Originally Posted by mama2m&m
i was talking with my friend yesterday and she said what she would do is wake up every morning, look in the morning and say I am Pregnant Today and try to just enjoy that day in the moment. So i'm taking her advice. 9 months is a logn time to look ahead and worry and even though i know how quickly i can go, these first few weeks do go slowly. if i'm going to m/c it will happen whether i worry or not so why not try and enjoy what i have right now! of course this souns great in theory but it's what i'm gonna try to do!

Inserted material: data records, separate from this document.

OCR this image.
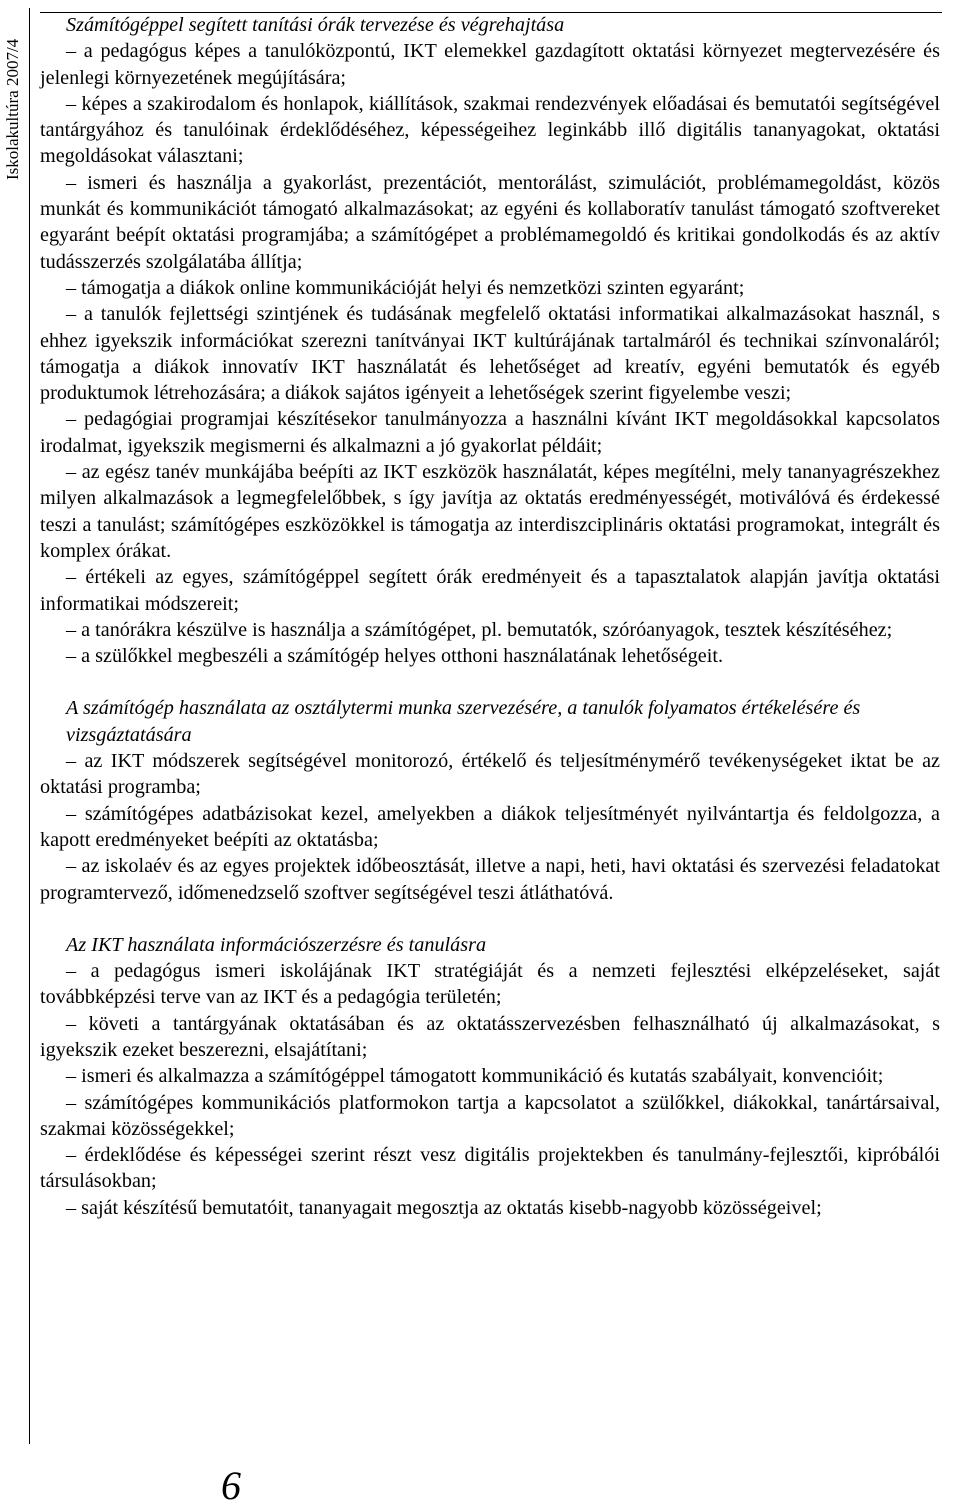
Iskolakultúra 2007/4

Számítógéppel segített tanítási órák tervezése és végrehajtása

– a pedagógus képes a tanulóközpontú, IKT elemekkel gazdagított oktatási környezet megtervezésére és jelenlegi környezetének megújítására;

– képes a szakirodalom és honlapok, kiállítások, szakmai rendezvények előadásai és bemutatói segítségével tantárgyához és tanulóinak érdeklődéséhez, képességeihez leginkább illő digitális tananyagokat, oktatási megoldásokat választani;

– ismeri és használja a gyakorlást, prezentációt, mentorálást, szimulációt, problémamegoldást, közös munkát és kommunikációt támogató alkalmazásokat; az egyéni és kollaboratív tanulást támogató szoftvereket egyaránt beépít oktatási programjába; a számítógépet a problémamegoldó és kritikai gondolkodás és az aktív tudásszerzés szolgálatába állítja;

– támogatja a diákok online kommunikációját helyi és nemzetközi szinten egyaránt;

– a tanulók fejlettségi szintjének és tudásának megfelelő oktatási informatikai alkalmazásokat használ, s ehhez igyekszik információkat szerezni tanítványai IKT kultúrájának tartalmáról és technikai színvonaláról; támogatja a diákok innovatív IKT használatát és lehetőséget ad kreatív, egyéni bemutatók és egyéb produktumok létrehozására; a diákok sajátos igényeit a lehetőségek szerint figyelembe veszi;

– pedagógiai programjai készítésekor tanulmányozza a használni kívánt IKT megoldásokkal kapcsolatos irodalmat, igyekszik megismerni és alkalmazni a jó gyakorlat példáit;

– az egész tanév munkájába beépíti az IKT eszközök használatát, képes megítélni, mely tananyagrészekhez milyen alkalmazások a legmegfelelőbbek, s így javítja az oktatás eredményességét, motiválóvá és érdekessé teszi a tanulást; számítógépes eszközökkel is támogatja az interdiszciplináris oktatási programokat, integrált és komplex órákat.

– értékeli az egyes, számítógéppel segített órák eredményeit és a tapasztalatok alapján javítja oktatási informatikai módszereit;

– a tanórákra készülve is használja a számítógépet, pl. bemutatók, szóróanyagok, tesztek készítéséhez;

– a szülőkkel megbeszéli a számítógép helyes otthoni használatának lehetőségeit.

A számítógép használata az osztálytermi munka szervezésére, a tanulók folyamatos értékelésére és vizsgáztatására

– az IKT módszerek segítségével monitorozó, értékelő és teljesítménymérő tevékenységeket iktat be az oktatási programba;

– számítógépes adatbázisokat kezel, amelyekben a diákok teljesítményét nyilvántartja és feldolgozza, a kapott eredményeket beépíti az oktatásba;

– az iskolaév és az egyes projektek időbeosztását, illetve a napi, heti, havi oktatási és szervezési feladatokat programtervező, időmenedzselő szoftver segítségével teszi átláthatóvá.

Az IKT használata információszerzésre és tanulásra

– a pedagógus ismeri iskolájának IKT stratégiáját és a nemzeti fejlesztési elképzeléseket, saját továbbképzési terve van az IKT és a pedagógia területén;

– követi a tantárgyának oktatásában és az oktatásszervezésben felhasználható új alkalmazásokat, s igyekszik ezeket beszerezni, elsajátítani;

– ismeri és alkalmazza a számítógéppel támogatott kommunikáció és kutatás szabályait, konvencióit;

– számítógépes kommunikációs platformokon tartja a kapcsolatot a szülőkkel, diákokkal, tanártársaival, szakmai közösségekkel;

– érdeklődése és képességei szerint részt vesz digitális projektekben és tanulmány-fejlesztői, kipróbálói társulásokban;

– saját készítésű bemutatóit, tananyagait megosztja az oktatás kisebb-nagyobb közösségeivel;

6
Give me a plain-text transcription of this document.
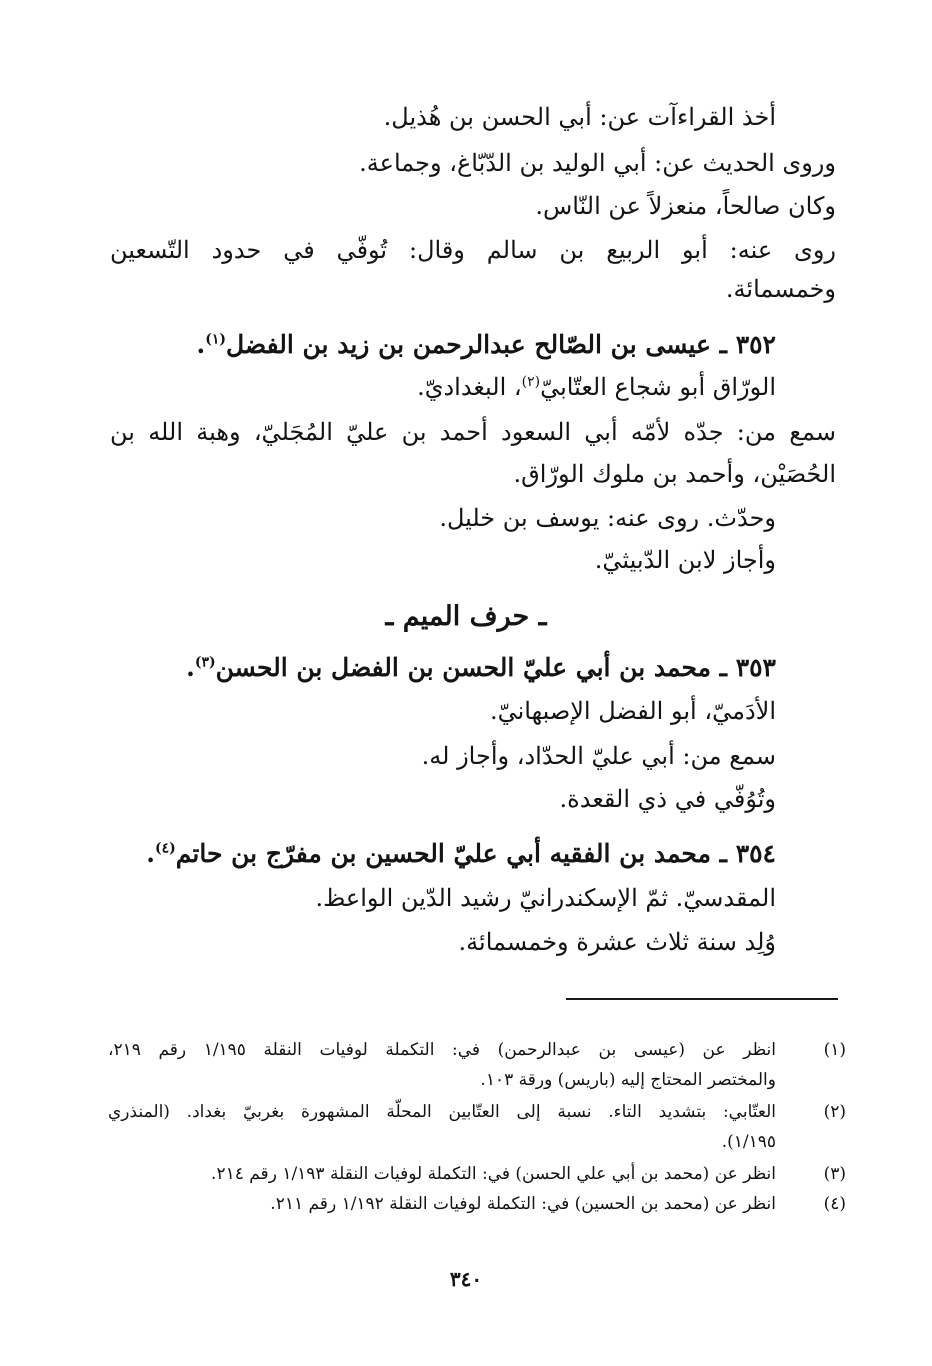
أخذ القراءآت عن: أبي الحسن بن هُذيل.
وروى الحديث عن: أبي الوليد بن الدّبّاغ، وجماعة.
وكان صالحاً، منعزلاً عن النّاس.
روى عنه: أبو الربيع بن سالم وقال: تُوفّي في حدود التّسعين
وخمسمائة.
٣٥٢ ـ عيسى بن الصّالح عبدالرحمن بن زيد بن الفضل$^{(١)}$.
الورّاق أبو شجاع العتّابيّ$^{(٢)}$، البغداديّ.
سمع من: جدّه لأمّه أبي السعود أحمد بن عليّ المُجَليّ، وهبة الله بن
الحُصَيْن، وأحمد بن ملوك الورّاق.
وحدّث. روى عنه: يوسف بن خليل.
وأجاز لابن الدّبيثيّ.
ـ حرف الميم ـ
٣٥٣ ـ محمد بن أبي عليّ الحسن بن الفضل بن الحسن$^{(٣)}$.
الأدَميّ، أبو الفضل الإصبهانيّ.
سمع من: أبي عليّ الحدّاد، وأجاز له.
وتُوُفّي في ذي القعدة.
٣٥٤ ـ محمد بن الفقيه أبي عليّ الحسين بن مفرّج بن حاتم$^{(٤)}$.
المقدسيّ. ثمّ الإسكندرانيّ رشيد الدّين الواعظ.
وُلِد سنة ثلاث عشرة وخمسمائة.
(١)
انظر عن (عيسى بن عبدالرحمن) في: التكملة لوفيات النقلة ١/١٩٥ رقم ٢١٩،
والمختصر المحتاج إليه (باريس) ورقة ١٠٣.
(٢)
العتّابي: بتشديد التاء. نسبة إلى العتّابين المحلّة المشهورة بغربيّ بغداد. (المنذري
١/١٩٥).
(٣)
انظر عن (محمد بن أبي علي الحسن) في: التكملة لوفيات النقلة ١/١٩٣ رقم ٢١٤.
(٤)
انظر عن (محمد بن الحسين) في: التكملة لوفيات النقلة ١/١٩٢ رقم ٢١١.
٣٤٠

Oh Denise. I am so glad that you have come to that conclusion. That is exactly what I decided when I woke up today. I feel like every person (with the exception of 1) I have told about this pregnancy has reacted in a very restained way. I AM SICK OF IT!!!! Just be happy for me goshdarnit! If I'm going to miscarry it's going to happen, but I want some congratulations. I want some glee!
This is for us:
:boypin :binky :girlpin :binky
Yea! We're pregnant!!
I went in for my repeat HCG this morning. I am feeling pretty angry at the MW for saying my 52 wasn't good news at 14 DPO. The more I read, the more it sounds like that really isn't far out of the normal range. It's the rise that matters anyway. I probably won't get the results until Monday, but that's ok because I am just going to enjoy my pregnant self this weekend!